Deconstructing the Failure of Ideal Noise Correction: A Three-Pillar Diagnosis

Statistically consistent methods based on the noise transition matrix ($T$) offer a theoretically grounded solution to Learning with Noisy Labels (LNL), with guarantees of convergence to the optimal clean-data classifier. In practice, however, these methods are often outperformed by empirical approaches such as sample selection, and this gap is usually attributed to the difficulty of accurately estimating $T$. The common assumption is that, given a perfect $T$, noise-correction methods would recover their theoretical advantage. In this work, we put this longstanding hypothesis to a decisive test.
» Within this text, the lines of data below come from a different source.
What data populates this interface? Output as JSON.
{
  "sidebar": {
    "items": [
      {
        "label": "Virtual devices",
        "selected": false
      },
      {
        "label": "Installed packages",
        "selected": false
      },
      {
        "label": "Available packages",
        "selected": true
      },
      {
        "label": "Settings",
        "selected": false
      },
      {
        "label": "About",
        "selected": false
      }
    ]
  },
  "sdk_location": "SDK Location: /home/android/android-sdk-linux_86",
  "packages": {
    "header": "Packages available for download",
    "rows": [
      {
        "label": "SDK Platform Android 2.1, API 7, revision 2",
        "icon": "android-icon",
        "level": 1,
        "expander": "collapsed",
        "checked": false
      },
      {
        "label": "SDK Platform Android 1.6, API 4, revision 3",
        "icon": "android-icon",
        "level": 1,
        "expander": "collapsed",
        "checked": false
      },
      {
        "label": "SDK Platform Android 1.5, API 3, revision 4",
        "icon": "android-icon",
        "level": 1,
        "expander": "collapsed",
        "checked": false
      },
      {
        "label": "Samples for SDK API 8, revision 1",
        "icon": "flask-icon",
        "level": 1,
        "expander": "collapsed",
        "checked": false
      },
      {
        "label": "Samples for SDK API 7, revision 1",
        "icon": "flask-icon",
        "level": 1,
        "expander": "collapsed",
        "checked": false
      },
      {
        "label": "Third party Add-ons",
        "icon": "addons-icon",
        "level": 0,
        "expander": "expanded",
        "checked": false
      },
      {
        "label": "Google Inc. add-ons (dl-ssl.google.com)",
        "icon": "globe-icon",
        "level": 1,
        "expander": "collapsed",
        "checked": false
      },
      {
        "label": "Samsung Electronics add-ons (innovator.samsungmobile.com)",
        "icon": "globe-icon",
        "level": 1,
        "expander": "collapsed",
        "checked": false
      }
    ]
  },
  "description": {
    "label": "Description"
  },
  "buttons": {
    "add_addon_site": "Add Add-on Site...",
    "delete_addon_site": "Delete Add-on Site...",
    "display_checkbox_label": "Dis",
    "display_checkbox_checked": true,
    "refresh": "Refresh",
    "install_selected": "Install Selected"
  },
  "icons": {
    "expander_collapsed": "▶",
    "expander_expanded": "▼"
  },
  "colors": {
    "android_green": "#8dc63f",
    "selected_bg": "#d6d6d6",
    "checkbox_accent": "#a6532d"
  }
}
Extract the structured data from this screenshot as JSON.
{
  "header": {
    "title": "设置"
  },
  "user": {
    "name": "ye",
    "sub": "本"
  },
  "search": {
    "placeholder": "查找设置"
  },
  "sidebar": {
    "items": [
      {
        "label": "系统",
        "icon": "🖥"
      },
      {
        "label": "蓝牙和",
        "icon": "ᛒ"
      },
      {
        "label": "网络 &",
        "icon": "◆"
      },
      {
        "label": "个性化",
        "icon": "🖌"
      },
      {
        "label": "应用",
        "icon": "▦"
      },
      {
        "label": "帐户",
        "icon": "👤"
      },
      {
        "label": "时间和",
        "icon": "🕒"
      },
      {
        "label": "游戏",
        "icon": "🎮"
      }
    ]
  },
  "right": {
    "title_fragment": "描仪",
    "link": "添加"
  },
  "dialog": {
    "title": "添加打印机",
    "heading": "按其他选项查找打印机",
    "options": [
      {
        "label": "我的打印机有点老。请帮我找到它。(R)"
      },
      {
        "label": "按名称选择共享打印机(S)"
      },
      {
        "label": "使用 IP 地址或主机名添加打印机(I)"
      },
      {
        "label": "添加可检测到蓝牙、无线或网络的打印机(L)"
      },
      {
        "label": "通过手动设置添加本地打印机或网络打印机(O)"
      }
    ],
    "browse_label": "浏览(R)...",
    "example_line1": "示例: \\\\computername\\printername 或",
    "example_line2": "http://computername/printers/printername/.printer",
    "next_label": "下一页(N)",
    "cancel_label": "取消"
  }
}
We conduct experiments under idealized conditions, providing correction methods with a perfect, oracle transition matrix. Even under these ideal conditions, we observe that these methods still suffer from performance collapse during training. This compellingly demonstrates that the failure is not fundamentally a $T$-estimation problem, but stems from a more deeply rooted flaw. To explain this behaviour, we provide a unified analysis that links three levels: macroscopic convergence states, microscopic optimisation dynamics, and information-theoretic limits on what can be learned from noisy labels. Together, these results give a formal account of why ideal noise correction fails and offer concrete guidance for designing more reliable methods for learning with noisy labels.